代理店戦略=再考1=
8. [実践編 その5]戦略実行力を高める人材育成はなされていますか?

2019.09.14

前回のコラムでは、戦略・支援策の実行とそのマネジメントについて、本社と現場の役割分担と連動・連携について考えてきました。どれほど良い戦略(競合との差別化が図られ独自性のある戦略)が立案され、どれほど役に立つ支援策が用意されても、その戦略を具現化するための活動や支援策を活用し成果を上げるためにドライブさせることができる人材がなければ、絵に描いた餅になってしまいます。
今回は、その戦略や支援策を実行し成果を上げるための人材育成について考えてみたいと思います。

■戦略の実行に必要なこと

まずはコミュニケーションの問題が挙げられます。本社と現場、上司と部下といった戦略を現場で実行するための複数のコミュニケーションパイプを太く強くする必要があります。「コミュニケーションだったらやっている」「指示命令系統はしっかりとできている」といわれる方も多いと思います。私が定義しているコミュニケーションとは、「発信者(戦略の出し手)の意思や考えを受信者(戦略の実行者)にきちんと伝え、理解・納得を得て、発信者の思うように行動を取ってもらうこと」となります。行動につながらなければコミュニケーションを取っているとは言えません。コミュニケーションは情報の発信・受信だけでなく、人材育成にもつながってきます。

そして情報や知識が挙げられます。自社の業界に関すること、顧客の業界に関すること、代理店の業界に関すること、など挙げ始めたらきりがありません。これらは現場へ提供したり現場で見聞きしたりすることで身につける(保有する)ことはできますが、それを使える形にしていくためにはやはり工夫が必要となります。代表的なものとして自社製品・サービスの導入事例が挙げられるでしょう。導入事例を共有している企業は非常に多いと思いますが、現場(戦略の実行者)の方を見るとその事例を深く理解しておらず代理店や顧客に対して提供をするだけで終わってしまっているケースが多く見受けられます。その事例を目の前の代理店や顧客に対してどのように使えば成果が上がるのかといった視点が欠けています。

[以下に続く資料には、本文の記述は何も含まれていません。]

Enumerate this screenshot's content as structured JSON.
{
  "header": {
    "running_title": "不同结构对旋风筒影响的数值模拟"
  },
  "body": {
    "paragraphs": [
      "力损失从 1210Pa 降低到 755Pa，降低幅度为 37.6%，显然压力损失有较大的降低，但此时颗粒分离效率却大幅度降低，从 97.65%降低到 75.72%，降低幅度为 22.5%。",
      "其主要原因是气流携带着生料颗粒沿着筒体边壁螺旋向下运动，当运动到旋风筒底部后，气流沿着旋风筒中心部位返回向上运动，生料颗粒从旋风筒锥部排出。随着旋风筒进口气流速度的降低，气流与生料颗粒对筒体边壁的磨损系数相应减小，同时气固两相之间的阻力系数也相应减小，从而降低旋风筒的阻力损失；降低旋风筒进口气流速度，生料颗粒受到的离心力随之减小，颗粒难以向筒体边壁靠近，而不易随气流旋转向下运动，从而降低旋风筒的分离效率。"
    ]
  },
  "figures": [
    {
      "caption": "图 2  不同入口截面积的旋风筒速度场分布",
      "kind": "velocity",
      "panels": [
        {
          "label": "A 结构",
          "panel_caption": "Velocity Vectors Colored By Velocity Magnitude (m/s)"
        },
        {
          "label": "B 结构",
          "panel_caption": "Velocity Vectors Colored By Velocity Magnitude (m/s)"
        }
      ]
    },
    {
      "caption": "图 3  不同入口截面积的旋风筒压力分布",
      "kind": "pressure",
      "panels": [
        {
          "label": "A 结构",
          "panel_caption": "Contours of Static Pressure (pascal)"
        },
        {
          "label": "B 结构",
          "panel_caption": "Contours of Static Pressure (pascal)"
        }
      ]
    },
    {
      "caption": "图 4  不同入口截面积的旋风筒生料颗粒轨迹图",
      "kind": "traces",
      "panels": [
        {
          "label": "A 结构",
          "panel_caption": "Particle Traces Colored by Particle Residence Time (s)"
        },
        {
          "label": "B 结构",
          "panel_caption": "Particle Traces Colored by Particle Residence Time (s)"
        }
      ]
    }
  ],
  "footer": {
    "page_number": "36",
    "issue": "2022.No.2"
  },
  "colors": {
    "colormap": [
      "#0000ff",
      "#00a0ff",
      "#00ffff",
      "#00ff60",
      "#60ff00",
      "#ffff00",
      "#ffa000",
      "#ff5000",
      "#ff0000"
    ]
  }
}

最後にスキルが挙げられます。代理店や顧客のことを知るための「傾聴・質問」、問題を発見し解決するための「問題解決」、提案を組み立てるための「企画立案」、提案を相手に伝えて意思決定・行動してもらうための「プレゼンテーション」などです。このスキルの点でよく見受けられるのは、「知っていること」と「できること」に大きな隔たりがあり、多くの場合「知っている」レベルで終わってしまっているということです。スキルが高まらない理由としては、常に現場で実践しなければ身につかず時間がかかるということです。また、自分が「できる」レベルにいるかどうかを客観的に評価することが難しいといったことも挙げられます。ですので、日々の活動自体をトレーニングの場として根気強く取り組むことが求められます。

■人材育成のベースはやはりOJT

以上の点から見てみると人材育成の場としてベースとなるのは、現場での活動と言うことになります。OJT(On the Job Training)といわれ、日常の活動を通して育成を図るというものです。そこで大きな鍵を握っているのが現場マネジャーとなります。

OJTにおける現場マネジャーの重要性を以下に挙げます。その重要さがよくわかります。

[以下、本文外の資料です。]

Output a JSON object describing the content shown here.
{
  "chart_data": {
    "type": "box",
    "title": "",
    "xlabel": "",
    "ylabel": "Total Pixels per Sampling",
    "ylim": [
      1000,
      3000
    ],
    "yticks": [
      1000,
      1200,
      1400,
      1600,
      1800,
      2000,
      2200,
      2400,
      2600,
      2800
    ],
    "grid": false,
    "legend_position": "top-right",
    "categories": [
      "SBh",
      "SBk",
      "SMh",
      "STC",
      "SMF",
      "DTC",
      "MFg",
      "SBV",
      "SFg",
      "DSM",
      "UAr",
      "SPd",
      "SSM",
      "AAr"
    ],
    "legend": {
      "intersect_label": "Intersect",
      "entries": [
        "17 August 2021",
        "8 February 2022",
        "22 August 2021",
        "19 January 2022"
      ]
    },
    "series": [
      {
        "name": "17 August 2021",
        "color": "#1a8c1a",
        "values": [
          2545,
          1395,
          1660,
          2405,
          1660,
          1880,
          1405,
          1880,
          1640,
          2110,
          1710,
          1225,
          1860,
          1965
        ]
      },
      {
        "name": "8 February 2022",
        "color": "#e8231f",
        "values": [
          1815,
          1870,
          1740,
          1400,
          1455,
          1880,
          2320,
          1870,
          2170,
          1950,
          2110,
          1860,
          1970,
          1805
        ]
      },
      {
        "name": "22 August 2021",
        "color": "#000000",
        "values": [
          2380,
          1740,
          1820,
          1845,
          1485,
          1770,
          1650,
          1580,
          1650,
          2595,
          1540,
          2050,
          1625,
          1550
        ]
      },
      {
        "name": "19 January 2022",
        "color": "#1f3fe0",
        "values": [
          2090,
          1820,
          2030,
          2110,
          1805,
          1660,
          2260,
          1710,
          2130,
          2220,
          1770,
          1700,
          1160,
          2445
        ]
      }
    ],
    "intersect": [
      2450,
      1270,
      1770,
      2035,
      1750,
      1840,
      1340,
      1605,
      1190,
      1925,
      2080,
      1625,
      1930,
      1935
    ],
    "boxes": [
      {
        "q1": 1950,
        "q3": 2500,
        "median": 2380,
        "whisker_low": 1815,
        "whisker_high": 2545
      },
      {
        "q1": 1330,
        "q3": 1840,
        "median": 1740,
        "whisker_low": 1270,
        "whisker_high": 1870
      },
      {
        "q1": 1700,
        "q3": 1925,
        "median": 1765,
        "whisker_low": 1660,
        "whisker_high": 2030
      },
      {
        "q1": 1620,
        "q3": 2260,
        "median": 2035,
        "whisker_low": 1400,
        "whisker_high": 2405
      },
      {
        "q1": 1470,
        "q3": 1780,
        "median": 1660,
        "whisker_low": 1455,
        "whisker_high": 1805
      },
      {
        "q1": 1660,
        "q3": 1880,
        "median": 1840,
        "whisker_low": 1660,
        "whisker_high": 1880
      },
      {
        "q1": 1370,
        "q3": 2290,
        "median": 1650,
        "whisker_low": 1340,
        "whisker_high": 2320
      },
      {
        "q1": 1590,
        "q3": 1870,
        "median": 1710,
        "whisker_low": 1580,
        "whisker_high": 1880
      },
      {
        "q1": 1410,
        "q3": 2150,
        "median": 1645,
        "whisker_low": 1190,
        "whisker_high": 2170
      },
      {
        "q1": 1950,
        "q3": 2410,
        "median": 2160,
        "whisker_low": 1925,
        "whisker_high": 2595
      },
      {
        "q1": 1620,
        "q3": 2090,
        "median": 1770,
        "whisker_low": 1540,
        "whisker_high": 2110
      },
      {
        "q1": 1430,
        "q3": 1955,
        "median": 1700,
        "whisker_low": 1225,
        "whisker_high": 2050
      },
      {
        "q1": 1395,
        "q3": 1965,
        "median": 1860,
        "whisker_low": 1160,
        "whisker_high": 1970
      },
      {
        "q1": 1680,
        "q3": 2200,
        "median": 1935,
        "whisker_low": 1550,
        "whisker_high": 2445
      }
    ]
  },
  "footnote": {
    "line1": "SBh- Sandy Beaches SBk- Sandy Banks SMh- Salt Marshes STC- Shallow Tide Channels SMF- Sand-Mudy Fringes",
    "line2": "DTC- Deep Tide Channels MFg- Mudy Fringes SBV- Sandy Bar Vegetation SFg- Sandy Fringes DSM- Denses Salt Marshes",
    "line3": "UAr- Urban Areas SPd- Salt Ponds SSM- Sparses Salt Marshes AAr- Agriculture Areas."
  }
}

   1.本人を最もよく知っている人からの影響が最も大きい
   2.本人の「強み」「改善点」を最もよく理解している
   3.職場の仕事なのでお手本を示すことができる
   4.改善の進捗を近くで見ている、誉めやすい
   5.身近にいるためにフィードバックがしやすい
   6.身近にいるため信頼関係を築きやすい

また、OJTにはサイクルがあり、このサイクルをまわすことでトレーニングの効果も上がってきます。

   1.目的と期待レベルを明確に示す
   2.お手本を示す
   3.実際にやらせてみる
   4.振り返り・復習をする

ここまで見てみるとOJTの重要性と現場マネジャーの役割の重大さがお分かりいただけると思います。ですので、企業の教育(研修会など)についてのご相談ではこのマネジャー層の強化がテーマになることも非常に多くなってきています。

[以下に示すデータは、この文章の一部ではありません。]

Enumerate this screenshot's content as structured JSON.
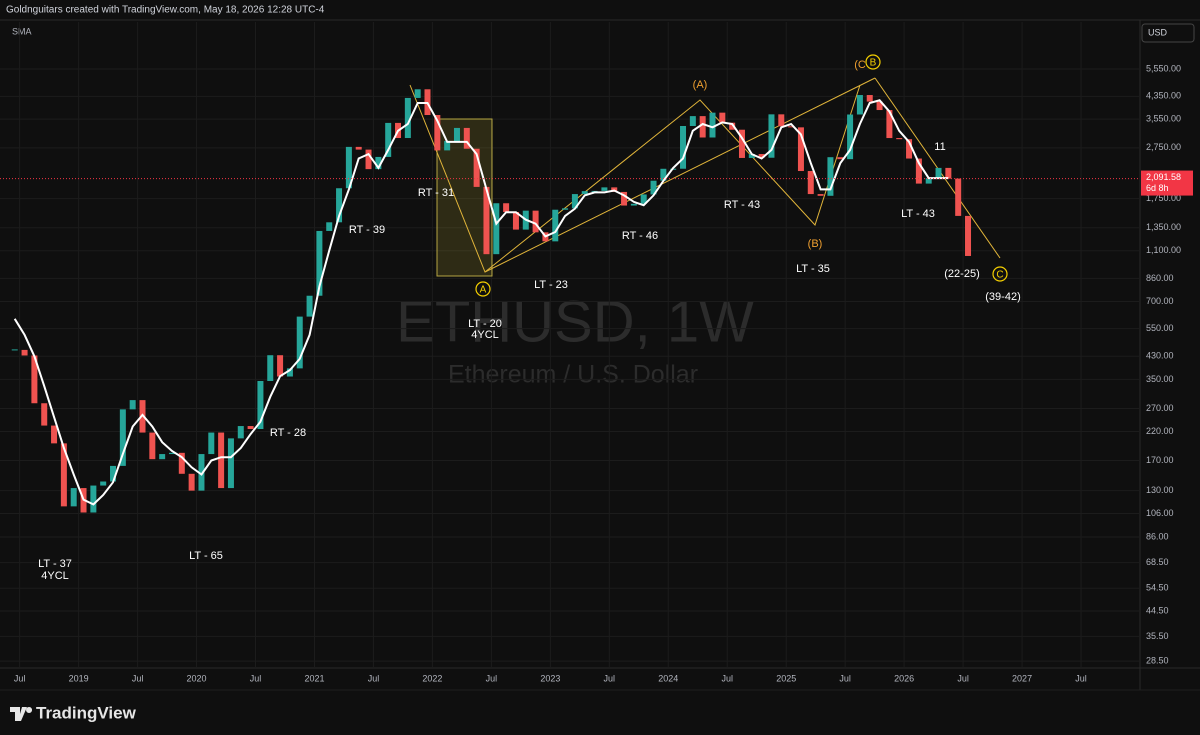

ただし時代は激しく変化してきており、マネジャーがプレーヤーであったときの経験が通じない(経験が必要無いということではありません)場面が増えてきている状況下では、OJTだけでは人材育成も不十分であるといえます。そこで集合研修に代表されるOff-JT(Off the Job Training)を効果的に使うことがポイントになります。昨今では「知識詰め込み型」の研修会はほぼ影を潜め、代わりに「実践・アウトプット型」の研修会が増えてきました。受講者自身が担当している代理店を具体的に取り上げ、その代理店に対する戦略や計画を組み立てると同時に現場活動をリンクさせていく、いわゆる「営業会議+トレーニング」的な要素を研修会に取り入れていく形です。この方法であれば、受講者は自身の担当する代理店を題材に挙げるので意識が高まりやすく、行動に起こすことができるといったメリットとして挙げられます。これらを拠点単位で実施することで情報の共有にもつながります。

■代理店戦略を実行し成功させるためには

ここまで、「代理店戦略=再考=」として全8回にわたり戦略上の課題を整理・提示するとともに、戦略立案から実行・実現までの取り組みについて考えてきました。企業の属する業界や業界内ポジション、流通構造とそのパワーバランスによって戦略の方向性は多岐に渡ります。それぞれの企業が積み重ねてきた歴史も各々だと思います。成功への道筋は一つではありませんが、行動を起こさない限りは衰退の一途をたどることになります。「一貫性」と「継続性」。最後にこの言葉を皆様にお贈りします。ぜひ皆様の企業内で積極的に根気強く取り組まれ、成功されることを祈願して最終講とさせていただきます。長きに渡りご精読ありがとうございました。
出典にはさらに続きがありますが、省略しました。